Andere von der Frage der Unterlassungspflicht abhängige Ansprüche sind ebenfalls nicht ersichtlich. Insbesondere gehen die Klägerinnen zu 1) und 2) selbst davon aus, keine Ersatzansprüche gegenüber der Klägerin zu 3) zu haben. Zwar gründen sich die von den Klägerinnen zu 1) und 2) behaupteten Schäden auf eine Leistungsstörung im Vertragsverhältnis zur Klägerin zu 3). Jedoch fehlt es an der Voraussetzung des Vertretenmüssens. Man wird der Klägerin zu 3) nicht vorhalten können, sie habe die infolge der Leistungsstörung bei den Klägerinnen zu 1) und 2) bzw. der ... eingetretenen Schäden deshalb zu vertreten, weil sie sich der Streikforderung der Beklagten nicht gebeugt habe (vgl. dazu Däubler, Arbeitskampfrecht, 3. Aufl. 2011, S. 818). Auch wird man über § 278 BGB ein etwaiges Verschulden der streikenden Arbeitnehmer nicht der Arbeitgeberin zurechnen können, da die streikenden Arbeitnehmer wegen der durch den Streik suspendierten Arbeitspflicht keine Erfüllungsgehilfen der Arbeitgeberin waren (vgl. Däubler, Arbeitskampfrecht, 3. Aufl. 2011, § 25 Rn. 9; Kissel, Arbeitskampfrecht, 2002, § 73 Rn. 28).

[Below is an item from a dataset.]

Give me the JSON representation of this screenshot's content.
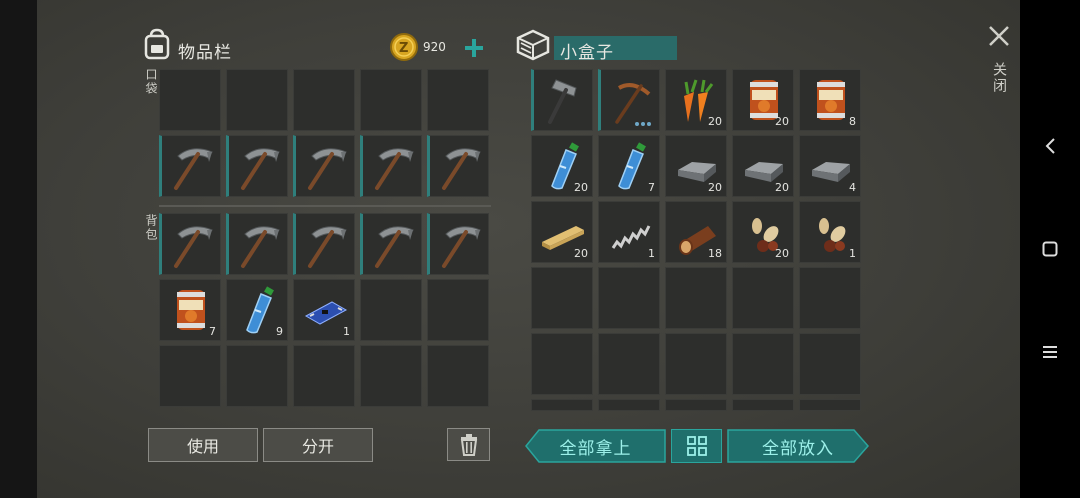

Auch für zukünftige Maßnahmen wäre die vergangenheitsbezogene Feststellung der von den Klägerinnen angenommenen Unterlassungsverpflichtung nicht aussagekräftig.

Da es nicht Aufgabe der Gerichte ist, Rechtsgutachten zu - noch dazu vergangenen - Ereignissen zu verfassen, und die Frage der Unterlassungspflicht für zukünftige Streitigkeiten isoliert keine Rolle spielt, ist der Antrag unzulässig (vgl. ArbG Frankfurt a.M. vom 27. März 2012 - 10 Ca 3468/11 - BeckRS 2012, 67886).

III.

1. Die Kostenentscheidung beruht auf § 100 Abs. 2 ZPO i.V.m. § 46 Abs. 2 S. 1 ArbGG sowie - soweit die Klage der Klägerin zu 4) zurückgenommen wurde - auf § 269 Abs. 3 S. 2 ZPO i.V.m. § 46 Abs. 2 S. 1 ArbGG. Hinsichtlich der zurückgenommenen Anträge geht das Gericht von einem Gebührenstreitwert in Höhe von 645.175,36 Euro aus. Dies entspricht 6% des Gesamtgebührenstreitwertes.

2. Bei der Festsetzung des Wertes des Streitgegenstandes werden die Zahlungsanträge jeweils in Höhe der Klageforderungen, die Feststellungsanträge zu 2) und 3) insgesamt mit 10% der Zahlungsanträge sowie die Feststellungsanträge zu 4) und 5) insgesamt mit ebenfalls 10% der Zahlungsanträge berücksichtigt.

3. Die Berufung ist gemäß § 64 Abs. 3 Nr. 2 lit. c) ArbGG zuzulassen, da Fragen des Arbeitskampfes zwischen einer tariffähigen Partei, der Beklagten, und Dritten streitig sind.